Additional procedures for the study in the intervention group
1) A normal pressure wire temperature will be positioned in the distal coronary
artery
2) Hypothermia is started during 10 min (induction phase).
3) Deflation of the balloon after 10 min of hypothermia while the cooling
continues.
4) Then the normal PCI is performed according the normal procedure.

ADVERSE EVENTS AND SERIOUS ADVERSE EVENTS
The initial procedure will be the emergent coronary angiography identical to
the first part of a regular PPCI and implantation of stents. There are no
additional associated risks with that part of the procedure.
In patients eligible for the study and assigned to the hypothermia group, the
equipment and drugs used are not different from the standard equipment.
The procedure is prolonged by approximately 20 minutes, but the Ischemic time
is only prolonged by 10 minutes, thereby hypothesizing that this does not
significantly affects infarct size, especially with the potentially protective
effects of hypothermia in mind.
In the safety and feasibility study which has been performed in humans, no
adverse effects of the cooling were observed in anterior wall infarctions.
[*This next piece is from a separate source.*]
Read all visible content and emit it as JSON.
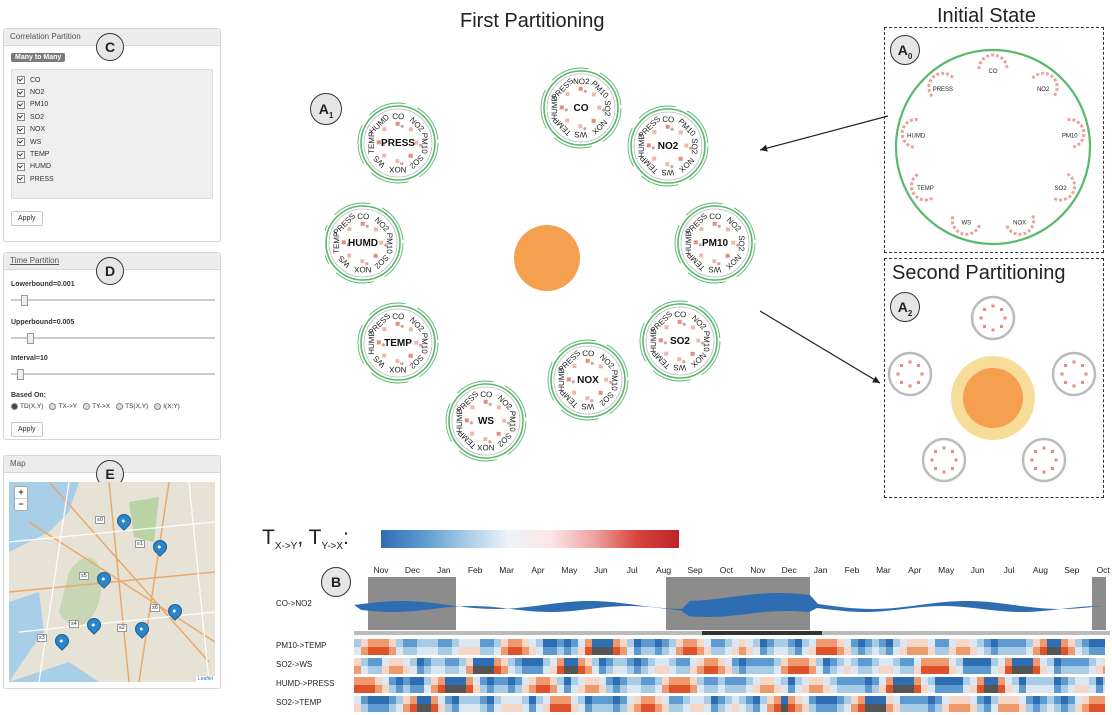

In
none of the patients unexpected side effects such as hemodynamically
instability or arrhythmias were noted during the intracoronary hypothermia.
Finally and importantly, in the Catharina Hospital, except from the safety and
feasibility study for the hypothermia in STEMI patients, we have extensive
experience with saline infusion at room temperature in stable patients (n=53)
and patients with acute myocardial infarction (n=20).
The third phase of the procedure (i.e. placing the stent) and the further
treatment of the patients is not different from normal routine.